Bohemio/Paulino Lorea
Casi todos hemos amado a un perro, o a varios. Los de mi generación aprendimos a quererlos a través de series televisivas como Rin-Tin-Tín, o Lassie. El primero, gallardo Pastor Alemán, miembro del ejército de Estados Unidos, fiel compañero del pequeño Rusty, con el que vivió decenas de peligrosas aventuras siempre a favor de la justicia y con un mensaje enriquecedor para los niños de aquella época.
Lassie, la bella perra Collie, traía historias más de familia en un ambiente urbano en el que el mal, representado por torpes malhechores, era siempre derrotado por la gente de buena voluntad. Ambas series, casi simultáneas, calaron fuerte en el corazón de las generaciones jóvenes de entonces.
Todos, sin excepción, queríamos un Rintintín o una Lassie, pero ya desde entonces ambas razas se cotizaban alto y no cualquiera podía darse el lujo de lucirse con un can de pedigree. A cambio, abundaban los cachorros cable, aquellos cruza de corriente con callejero. De esa ralea era la Simba, preciosura de perra que le regalaron a mi hermano mayor, Heriberto.
La aceptación de mi hermano Carlos y la mía fue unánime y la conexión entre el canino ejemplar y mi señora madre, se dio desde la primera vez que mi Má la tuvo en su mano. Sus miraditas de complicidad y los arrumacos nariz con nariz, nos dieron a entender que lo que había ahí era amor.
Y no nos equivocamos, se hicieron compañeras de vida. A donde iba mi mamá, ahí estaba la Simba; se salían a dar la vuelta para que la perrita hiciera sus necesidades y su humana se encargaba de que nunca en sus platos faltara agua o comida; no eran los tiempos del alimento para perros, comía las sobras de lo que preparaba mi mamá y nunca se enfermó.
La consentida de la señora de la casa decidió no aparearse y, por más que le hicieron el intento de juntarla con algún apuesto Pastor Alemán, se mantuvo sin mancha. Prefería quedarse a un lado de la cama. Bastante tenía con cuidar a su ama, quien aquejada por la diabetes estuvo postrada un buen tiempo.
Compañera y guardiana el noble animal no permitía que algún desconocido se acercara al lecho de su humana. Batallábamos cada vez que el doctor acudía a visitarla, pues el galeno nunca fue de las simpatías de la gorda,
Su separación de dio en la etapa terminal de mi señora madre, cuando tuvo que ser trasladada a un hospital para su atención médica. Cada que alguno de nosotros llegaba a casa, la perra corría al encuentro con cara de interrogación; quería saber qué sucedía con su querida ama.
Y sucedió que jamás volvieron a encontrarse. La tarde que regresamos del panteón, después de enterrar a mi señora madre, caí sentado en el sillón de la sala; Simba se acercó, puso su cabeza entre mis piernas y con una mirada de tristeza que no recuerdo haber visto en alguno de los llamados humanos, me interrogó. Un gruñido apagado y largo me produjo una tremenda sensación de miedo, porque pensé que en cualquier momento me hablaría.
-Mamá ya no va a volver-le dije.
Me entendió, dio la media vuelta y fue a echarse en un rincón junto a su plato de comida.

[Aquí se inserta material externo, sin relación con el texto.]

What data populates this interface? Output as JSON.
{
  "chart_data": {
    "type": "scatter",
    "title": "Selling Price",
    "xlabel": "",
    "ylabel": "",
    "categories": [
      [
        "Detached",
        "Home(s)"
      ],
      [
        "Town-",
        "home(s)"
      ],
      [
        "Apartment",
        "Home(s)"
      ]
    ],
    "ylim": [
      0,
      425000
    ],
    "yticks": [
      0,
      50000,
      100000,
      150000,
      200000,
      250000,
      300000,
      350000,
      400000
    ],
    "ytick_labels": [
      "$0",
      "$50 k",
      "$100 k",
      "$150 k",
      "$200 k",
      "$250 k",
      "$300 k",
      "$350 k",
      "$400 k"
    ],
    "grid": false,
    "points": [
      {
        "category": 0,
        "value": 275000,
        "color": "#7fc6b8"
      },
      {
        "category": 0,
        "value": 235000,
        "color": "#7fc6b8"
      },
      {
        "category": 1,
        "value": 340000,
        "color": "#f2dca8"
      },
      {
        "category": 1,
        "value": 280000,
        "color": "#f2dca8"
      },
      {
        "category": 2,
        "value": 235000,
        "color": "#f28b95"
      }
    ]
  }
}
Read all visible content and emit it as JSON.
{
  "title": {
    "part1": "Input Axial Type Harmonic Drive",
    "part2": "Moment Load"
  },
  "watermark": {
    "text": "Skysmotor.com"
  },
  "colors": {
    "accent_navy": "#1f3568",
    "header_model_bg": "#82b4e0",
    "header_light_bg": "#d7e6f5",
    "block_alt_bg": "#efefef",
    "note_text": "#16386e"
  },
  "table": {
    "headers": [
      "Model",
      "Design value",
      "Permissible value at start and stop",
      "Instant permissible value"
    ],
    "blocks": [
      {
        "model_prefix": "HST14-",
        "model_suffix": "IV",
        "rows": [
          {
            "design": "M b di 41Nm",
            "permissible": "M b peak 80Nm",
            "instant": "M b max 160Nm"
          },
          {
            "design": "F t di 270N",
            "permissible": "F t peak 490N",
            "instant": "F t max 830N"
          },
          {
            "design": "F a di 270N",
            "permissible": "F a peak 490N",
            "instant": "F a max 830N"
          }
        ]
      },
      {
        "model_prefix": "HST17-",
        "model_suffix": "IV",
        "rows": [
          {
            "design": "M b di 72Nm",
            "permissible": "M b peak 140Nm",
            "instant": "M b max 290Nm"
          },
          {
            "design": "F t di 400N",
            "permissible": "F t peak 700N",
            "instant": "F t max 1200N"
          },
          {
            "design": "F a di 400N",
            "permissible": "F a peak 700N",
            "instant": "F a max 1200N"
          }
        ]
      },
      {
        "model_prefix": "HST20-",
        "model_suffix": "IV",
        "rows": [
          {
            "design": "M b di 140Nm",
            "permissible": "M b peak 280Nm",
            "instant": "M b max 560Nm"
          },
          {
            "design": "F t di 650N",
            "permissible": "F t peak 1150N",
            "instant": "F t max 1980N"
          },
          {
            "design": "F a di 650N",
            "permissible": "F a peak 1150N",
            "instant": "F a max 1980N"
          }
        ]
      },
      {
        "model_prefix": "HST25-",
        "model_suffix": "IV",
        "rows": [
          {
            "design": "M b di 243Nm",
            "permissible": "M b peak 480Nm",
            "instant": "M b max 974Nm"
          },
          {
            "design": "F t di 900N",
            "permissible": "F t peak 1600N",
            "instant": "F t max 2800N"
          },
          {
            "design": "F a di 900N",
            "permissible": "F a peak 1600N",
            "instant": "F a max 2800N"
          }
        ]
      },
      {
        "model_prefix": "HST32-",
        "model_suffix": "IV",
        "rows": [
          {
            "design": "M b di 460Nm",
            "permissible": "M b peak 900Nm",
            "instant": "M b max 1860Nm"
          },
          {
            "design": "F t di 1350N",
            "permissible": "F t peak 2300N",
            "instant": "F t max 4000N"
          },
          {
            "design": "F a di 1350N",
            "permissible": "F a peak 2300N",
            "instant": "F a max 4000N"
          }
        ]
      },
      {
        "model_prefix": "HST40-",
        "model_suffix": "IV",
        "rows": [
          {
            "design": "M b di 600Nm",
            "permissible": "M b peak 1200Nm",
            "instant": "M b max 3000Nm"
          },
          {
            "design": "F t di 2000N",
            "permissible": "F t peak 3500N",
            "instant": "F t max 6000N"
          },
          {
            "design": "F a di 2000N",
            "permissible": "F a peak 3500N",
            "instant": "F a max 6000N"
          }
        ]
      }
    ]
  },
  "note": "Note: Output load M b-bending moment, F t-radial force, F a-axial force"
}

No le sobrevivió mucho tiempo a mi mamá. Se quedó sin cómplice, compañera, amiga, sin un amor de ese tamaño.
Pasaron años para que volviera a encariñarme con un can. Llegó la Grisy, cruza de Pequinés con Chihuahueño, una auténtica mirruña, que me acompañó en días muy difíciles de mi existencia.
Dormía conmigo, cabeza con cabeza, tapada bajo mis sábanas. Dejó de ser señorita en cuanto pudo y trajo al Jumbo y a la Cessna a este mundo. Tuve que abandonarla en contra de mi voluntad.
Cuando por alguna situación debía visitar la casa donde la dejé, me hacía unas fiestas que harían palidecer la recepción a un rey. Brincaba, trepaba por paredes y muebles, bailaba, movía la cola y gruñía en tono cordial; lloraba y se aporreaba contra la puerta cuando me iba.
Han sido ellas dos, mis lecciones de vida caninas, por las que no me equivoco al decir que, en ocasiones, un perro supera con mucho a ciertos tipos que quieren ponerse el disfraz de seres humanos, sin tener la mínima idea de lo que se trata.
La Chispa y Mayli, son otras dos magníficas presencias perrunas en mi vida y me confirman la idea de que hay perros a los que sólo les hace falta hablar. Los ahora llamados Lomitos son algo de lo mejor de la creación y si tuviéramos la inteligencia suficiente para interpretarlos y actuar en consecuencia, seguro que este sería un mundo mucho mejor.